Senada dengan itu, Irshad Manji juga menyatakan: “kisah nabi Luth dalam Islam tergolong tersirat (ambigu), kau merasa yakin kalau surat ini mengenai homoseksual, tapi bisa saja mengangkat perkosaan pria “lurus” oleh pria “lurus” lainnya sebagai penggambaran atas kekuasaan dan kontrol. Tuhan menghukum kaum nabi Luth karena memotong jalur perdagangan, menumpuk kekayaan, dan berlaku tidak hormat terhadap orang luar”.[8]

Dengan pernyataan di atas, pendukung LGBT menolak menyatakan bahwa azab yang ditimpakan kepada kaum Luth adalah lantaran perbuatan homoseksual. Mereka beranggapan bahwa perbuatan homoseksual adalah sah dan dihalalkan selama dilakukan dalam sebuah pernikahan atau atas dasar suka sama suka.
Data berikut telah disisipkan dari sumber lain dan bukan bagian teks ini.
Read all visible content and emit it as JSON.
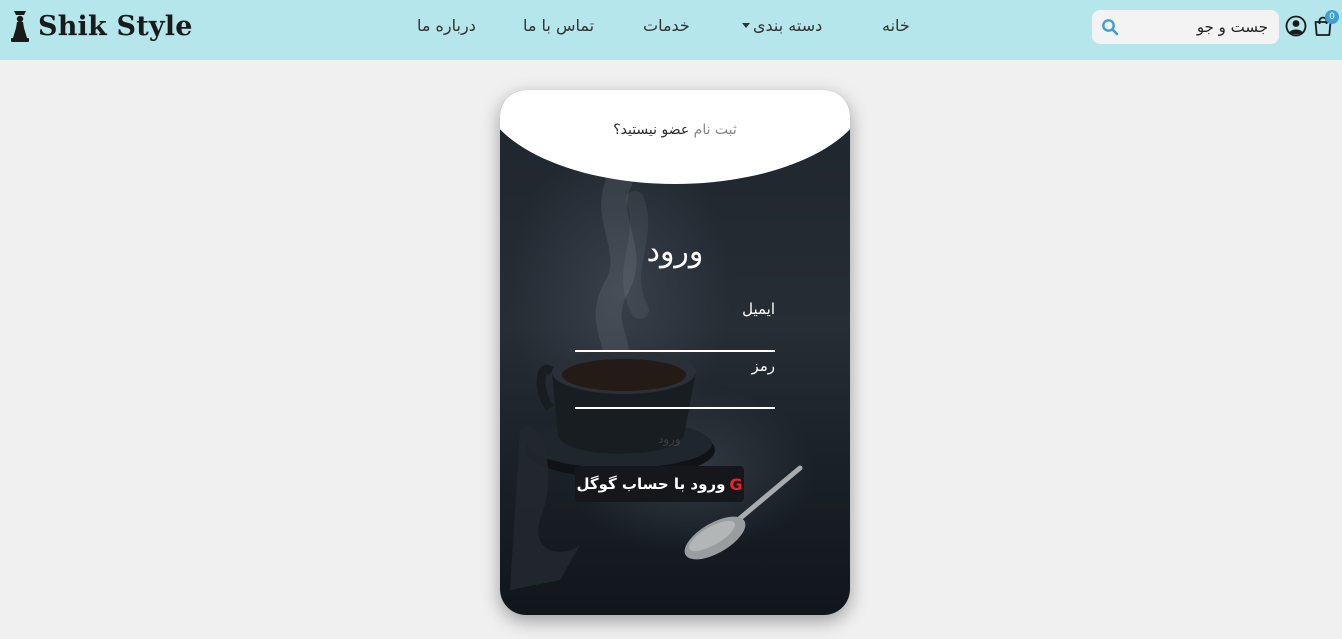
{
  "brand": {
    "name": "Shik Style"
  },
  "nav": {
    "home": "خانه",
    "categories": "دسته بندی",
    "services": "خدمات",
    "contact": "تماس با ما",
    "about": "درباره ما"
  },
  "search": {
    "placeholder": "جست و جو"
  },
  "cart": {
    "count": "0"
  },
  "card": {
    "signup_question": "عضو نیستید؟",
    "signup_link": "ثبت نام",
    "title": "ورود",
    "email_label": "ایمیل",
    "password_label": "رمز",
    "faded_text": "ورود",
    "google_letter": "G",
    "google_label": "ورود با حساب گوگل"
  },
  "icons": {
    "brand": "chess-figure-icon",
    "search": "search-icon",
    "user": "user-circle-icon",
    "cart": "shopping-bag-icon",
    "google": "google-icon"
  },
  "colors": {
    "navbar_bg": "#b4e6ec",
    "page_bg": "#f0f0f0",
    "accent": "#3aa1d6",
    "google_red": "#e8212b",
    "card_dark": "#1e252d"
  }
}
Penyimpangan Seksual Menurut Hukum Islam dan Bantahan Terhadap Argumen Pendukung LGBT

Pasangan homoseks dalam bentuk liwath termasuk dalam tindak pidana berat (dosa besar), karena termasuk perbuatan keji yang merusak kepribadian, moral dan agama. Hal ini sesuai dengan firman Allah dalam Q.S alA’raf ayat: 80 dan 81 sebagai berikut:

وَلُوطًا إِذْ قَالَ لِقَوْمِهِ أَتَأْتُونَ الْفَاحِشَةَ مَا سَبَقَكُمْ بِهَا مِنْ أَحَدٍ مِنَ الْعَالَمِينَ. إِنَّكُمْ لَتَأْتُونَ الرِّجَالَ شَهْوَةً مِنْ دُونِ النِّسَاءِ بَلْ أَنْتُمْ قَوْمٌ مُسْرِفُونَ

“Dan (kami juga telah mengutus) Luth ketika dia berkata kepada mereka: “mengapa kamu mengerjakan perbuatan keji, yang belum pernah dikerjakan oleh seorangpun (di dunia ini)”. Sesungguhnya kamu mendatangi lelaki untuk melepaskan nafsumu (kepada mereka), bukan kepada wanita, malah kamu ini adalah kaum yang melampaui batas”.[9]

وتَذَرُونَ مَا خَلَقَ لَكُمْ رَبُّكُمْ مِنْ أَزْوَاجِكُمْ بَلْ أَنْتُمْ قَوْمٌ عَادُونَ

“Dan kamu tinggalkan isteri-isteri yang dijadikan oleh Tuhanmu untukmu, bahkan kamu adalah orangorang yang melampaui batas”[10]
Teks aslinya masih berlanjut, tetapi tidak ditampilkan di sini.